- Genre: Reality TV
- Created by: Lasse Hallberg
- Presented by: Trygve Rønningen
- Country of origin: Norway
- Original language: Norwegian
- No. of seasons: 1

Production
- Producer: Lasse Hallberg
- Production location: Fornebu
- Running time: 60 minutes (Including commercials)

Original release
- Network: TV3
- Release: 2004

= Singel 24-7 =

Singel 24-7 was a Norwegian reality TV series that aired on TV3.

5 boys and 5 girls will live together in a house and try to find a partner. 2 people will try and split up the other couples. In Singel 24-7 none of the contestants will get voted out. The viewers can choose which contestants will be living together. In Singel 24-7 Direkte two of the couples will each week be split up.

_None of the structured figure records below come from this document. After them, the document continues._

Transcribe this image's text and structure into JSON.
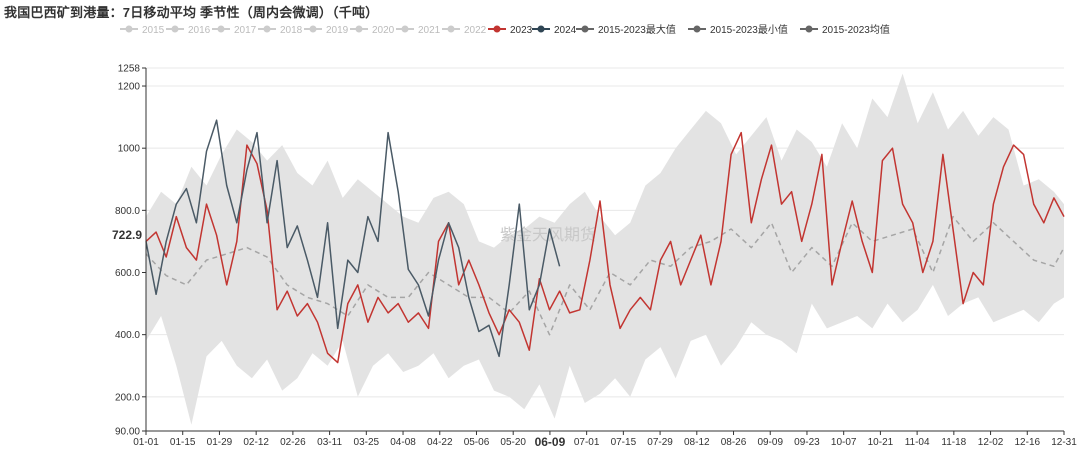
{
  "chart_data": {
    "type": "line",
    "title": "我国巴西矿到港量：7日移动平均 季节性（周内会微调）（千吨）",
    "watermark": "紫金天风期货",
    "ylim": [
      90,
      1258
    ],
    "y_tick_labels": [
      {
        "value": 1258,
        "label": "1258"
      },
      {
        "value": 1200,
        "label": "1200"
      },
      {
        "value": 1000,
        "label": "1000"
      },
      {
        "value": 800,
        "label": "800.0"
      },
      {
        "value": 600,
        "label": "600.0"
      },
      {
        "value": 400,
        "label": "400.0"
      },
      {
        "value": 200,
        "label": "200.0"
      },
      {
        "value": 90,
        "label": "90.00"
      }
    ],
    "y_pointer_label": "722.9",
    "y_pointer_value": 722.9,
    "x_tick_labels": [
      "01-01",
      "01-15",
      "01-29",
      "02-12",
      "02-26",
      "03-11",
      "03-25",
      "04-08",
      "04-22",
      "05-06",
      "05-20",
      "06-09",
      "07-01",
      "07-15",
      "07-29",
      "08-12",
      "08-26",
      "09-09",
      "09-23",
      "10-07",
      "10-21",
      "11-04",
      "11-18",
      "12-02",
      "12-16",
      "12-31"
    ],
    "x_pointer_label": "06-09",
    "x_range_days": [
      0,
      364
    ],
    "legend": [
      {
        "name": "2015",
        "color": "#cccccc",
        "active": false
      },
      {
        "name": "2016",
        "color": "#cccccc",
        "active": false
      },
      {
        "name": "2017",
        "color": "#cccccc",
        "active": false
      },
      {
        "name": "2018",
        "color": "#cccccc",
        "active": false
      },
      {
        "name": "2019",
        "color": "#cccccc",
        "active": false
      },
      {
        "name": "2020",
        "color": "#cccccc",
        "active": false
      },
      {
        "name": "2021",
        "color": "#cccccc",
        "active": false
      },
      {
        "name": "2022",
        "color": "#cccccc",
        "active": false
      },
      {
        "name": "2023",
        "color": "#c23531",
        "active": true
      },
      {
        "name": "2024",
        "color": "#2f4554",
        "active": true
      },
      {
        "name": "2015-2023最大值",
        "color": "#666666",
        "active": true
      },
      {
        "name": "2015-2023最小值",
        "color": "#666666",
        "active": true
      },
      {
        "name": "2015-2023均值",
        "color": "#666666",
        "active": true
      }
    ],
    "colors": {
      "y2023": "#c23531",
      "y2024": "#4a5a66",
      "band": "#e3e3e3",
      "mean": "#a5a5a5"
    },
    "series": [
      {
        "name": "2023",
        "x": [
          0,
          4,
          8,
          12,
          16,
          20,
          24,
          28,
          32,
          36,
          40,
          44,
          48,
          52,
          56,
          60,
          64,
          68,
          72,
          76,
          80,
          84,
          88,
          92,
          96,
          100,
          104,
          108,
          112,
          116,
          120,
          124,
          128,
          132,
          136,
          140,
          144,
          148,
          152,
          156,
          160,
          164,
          168,
          172,
          176,
          180,
          184,
          188,
          192,
          196,
          200,
          204,
          208,
          212,
          216,
          220,
          224,
          228,
          232,
          236,
          240,
          244,
          248,
          252,
          256,
          260,
          264,
          268,
          272,
          276,
          280,
          284,
          288,
          292,
          296,
          300,
          304,
          308,
          312,
          316,
          320,
          324,
          328,
          332,
          336,
          340,
          344,
          348,
          352,
          356,
          360,
          364
        ],
        "values": [
          700,
          730,
          650,
          780,
          680,
          640,
          820,
          720,
          560,
          700,
          1010,
          950,
          800,
          480,
          540,
          460,
          500,
          440,
          340,
          310,
          500,
          560,
          440,
          520,
          470,
          500,
          440,
          470,
          420,
          700,
          760,
          560,
          640,
          560,
          470,
          400,
          480,
          440,
          350,
          580,
          480,
          540,
          470,
          480,
          640,
          830,
          560,
          420,
          480,
          520,
          480,
          640,
          700,
          560,
          640,
          720,
          560,
          700,
          980,
          1050,
          760,
          900,
          1010,
          820,
          860,
          700,
          820,
          980,
          560,
          700,
          830,
          700,
          600,
          960,
          1000,
          820,
          760,
          600,
          700,
          980,
          740,
          500,
          600,
          560,
          820,
          940,
          1010,
          980,
          820,
          760,
          840,
          780
        ]
      },
      {
        "name": "2024",
        "x": [
          0,
          4,
          8,
          12,
          16,
          20,
          24,
          28,
          32,
          36,
          40,
          44,
          48,
          52,
          56,
          60,
          64,
          68,
          72,
          76,
          80,
          84,
          88,
          92,
          96,
          100,
          104,
          108,
          112,
          116,
          120,
          124,
          128,
          132,
          136,
          140,
          144,
          148,
          152,
          156,
          160,
          164
        ],
        "values": [
          700,
          530,
          700,
          820,
          870,
          760,
          990,
          1090,
          880,
          760,
          930,
          1050,
          760,
          960,
          680,
          750,
          640,
          520,
          760,
          420,
          640,
          600,
          780,
          700,
          1050,
          860,
          610,
          560,
          460,
          640,
          760,
          680,
          520,
          410,
          430,
          330,
          560,
          820,
          480,
          560,
          740,
          620
        ]
      },
      {
        "name": "2015-2023最大值",
        "x": [
          0,
          6,
          12,
          18,
          24,
          30,
          36,
          42,
          48,
          54,
          60,
          66,
          72,
          78,
          84,
          90,
          96,
          102,
          108,
          114,
          120,
          126,
          132,
          138,
          144,
          150,
          156,
          162,
          168,
          174,
          180,
          186,
          192,
          198,
          204,
          210,
          216,
          222,
          228,
          234,
          240,
          246,
          252,
          258,
          264,
          270,
          276,
          282,
          288,
          294,
          300,
          306,
          312,
          318,
          324,
          330,
          336,
          342,
          348,
          354,
          360,
          364
        ],
        "values": [
          780,
          860,
          820,
          940,
          880,
          980,
          1060,
          1020,
          960,
          1010,
          920,
          880,
          960,
          840,
          900,
          860,
          820,
          780,
          760,
          840,
          860,
          820,
          700,
          680,
          720,
          740,
          780,
          760,
          820,
          860,
          780,
          720,
          760,
          880,
          920,
          1000,
          1060,
          1120,
          1080,
          980,
          1040,
          1100,
          960,
          1060,
          1020,
          940,
          1080,
          1000,
          1160,
          1100,
          1240,
          1080,
          1180,
          1060,
          1120,
          1040,
          1100,
          1060,
          880,
          900,
          860,
          820
        ]
      },
      {
        "name": "2015-2023最小值",
        "x": [
          0,
          6,
          12,
          18,
          24,
          30,
          36,
          42,
          48,
          54,
          60,
          66,
          72,
          78,
          84,
          90,
          96,
          102,
          108,
          114,
          120,
          126,
          132,
          138,
          144,
          150,
          156,
          162,
          168,
          174,
          180,
          186,
          192,
          198,
          204,
          210,
          216,
          222,
          228,
          234,
          240,
          246,
          252,
          258,
          264,
          270,
          276,
          282,
          288,
          294,
          300,
          306,
          312,
          318,
          324,
          330,
          336,
          342,
          348,
          354,
          360,
          364
        ],
        "values": [
          380,
          460,
          300,
          110,
          330,
          380,
          300,
          260,
          320,
          220,
          260,
          340,
          300,
          380,
          200,
          300,
          340,
          280,
          300,
          340,
          260,
          300,
          320,
          220,
          200,
          160,
          240,
          130,
          300,
          180,
          210,
          260,
          200,
          320,
          360,
          260,
          380,
          400,
          300,
          360,
          440,
          400,
          380,
          340,
          500,
          420,
          440,
          460,
          420,
          500,
          440,
          480,
          560,
          460,
          500,
          520,
          440,
          460,
          480,
          440,
          500,
          520
        ]
      },
      {
        "name": "2015-2023均值",
        "x": [
          0,
          8,
          16,
          24,
          32,
          40,
          48,
          56,
          64,
          72,
          80,
          88,
          96,
          104,
          112,
          120,
          128,
          136,
          144,
          152,
          160,
          168,
          176,
          184,
          192,
          200,
          208,
          216,
          224,
          232,
          240,
          248,
          256,
          264,
          272,
          280,
          288,
          296,
          304,
          312,
          320,
          328,
          336,
          344,
          352,
          360,
          364
        ],
        "values": [
          660,
          590,
          560,
          640,
          660,
          680,
          650,
          560,
          520,
          500,
          460,
          560,
          520,
          520,
          600,
          560,
          520,
          520,
          470,
          540,
          400,
          560,
          480,
          600,
          560,
          640,
          620,
          680,
          700,
          740,
          680,
          760,
          600,
          680,
          620,
          760,
          700,
          720,
          740,
          600,
          780,
          700,
          760,
          700,
          640,
          620,
          680
        ]
      }
    ]
  }
}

The 2 single contestants will each week get an assignment where they will be competing against each other. The winner of the assignment will get to choose who he or she will be living with for the next week, and can also take him or her out on a romantic date. Who the other single contestant will be living with is the viewers choice.

==Contestants==
Contestants on Singel 24-7

| Name | Age | Hometown | Profession |
| Kristian Eide | 24 | Bergen | Student BI |
| Aleksander Paus | 24 | Bærum | Student/Computer technician |
| Yann Gloux | 22 | Stavanger | Bouncer |
| Christian Jørgensen | 31 | Trondheim |  |
| Jim Klausen | 25 | Tønsberg | Owns a business |
| Porang Emamdost | 24 | Skien | Student |
| Trude Hagen | 26 | Seljord | Decorator |
| Malin Andersen | 23 | Fredrikstad | Manager for a clothing store |
| Jorun Wisløff | 21 | Kristiansand | Works in a store/model |
| Malin Moen | 21 | Kristiansand | Nurse student |
| Maria Ødemark | 21 | Askim | Pharmacist |

Anita N Jensen
23
Oslo/Kvinnherad
Sale

==Ratings==
The series opened with 252 000 viewers, but a week after Singel 24-7 had only 105 000 viewers. The final episode was watched by 64 000 viewers, and the whole series had an average of 62 000 viewers.